For each attachment found, the code get its available image sizes and includes media query-based rules for them, unless the respective size is smaller than 480 pixels, which I decided to use as the low boundary for media queries that make sense (you probably wouldn’t wanna have media queries such as screen and (min-width: 151px) and (max-width: 250px) because no common screen width would benefit from them). In addition to the regular media queries, I also include media queries for retina displays, using the image size divided by 2 as media query boundary.

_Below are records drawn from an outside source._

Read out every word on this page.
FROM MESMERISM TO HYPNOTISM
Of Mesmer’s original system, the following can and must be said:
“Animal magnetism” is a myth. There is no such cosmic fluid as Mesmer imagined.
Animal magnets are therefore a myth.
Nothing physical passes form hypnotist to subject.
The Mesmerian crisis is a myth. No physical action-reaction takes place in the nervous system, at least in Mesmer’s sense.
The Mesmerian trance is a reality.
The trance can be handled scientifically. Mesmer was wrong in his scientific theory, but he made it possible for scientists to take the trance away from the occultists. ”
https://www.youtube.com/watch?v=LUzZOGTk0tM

As you can see in the code, it will take care of every occurrence of the has-background-image-${ attachmentId } class in the content, regardless of where it is used. This allows me to easily reuse this pattern in any other block type as well, and it also ensures the generated style tag works for all blocks in the content that have background images attached via that approach.

Since the code is a bit complex, take some time following it through. There might be things you’re wondering about, so please let me know if I should explain a bit more.

I hope this post gave you some inspiration for building custom Gutenberg block types and for approaching some of the challenges it might confront you with. I chose the section block type for this post because I think it is something typical that many websites could benefit from.

Please let me know if you have questions regarding the implementation that didn’t become obvious for you after reading the post. I’d also be happy to see your implementations of a section block – by sharing our approaches, we’ll be able to combine them to use the best parts from all of them!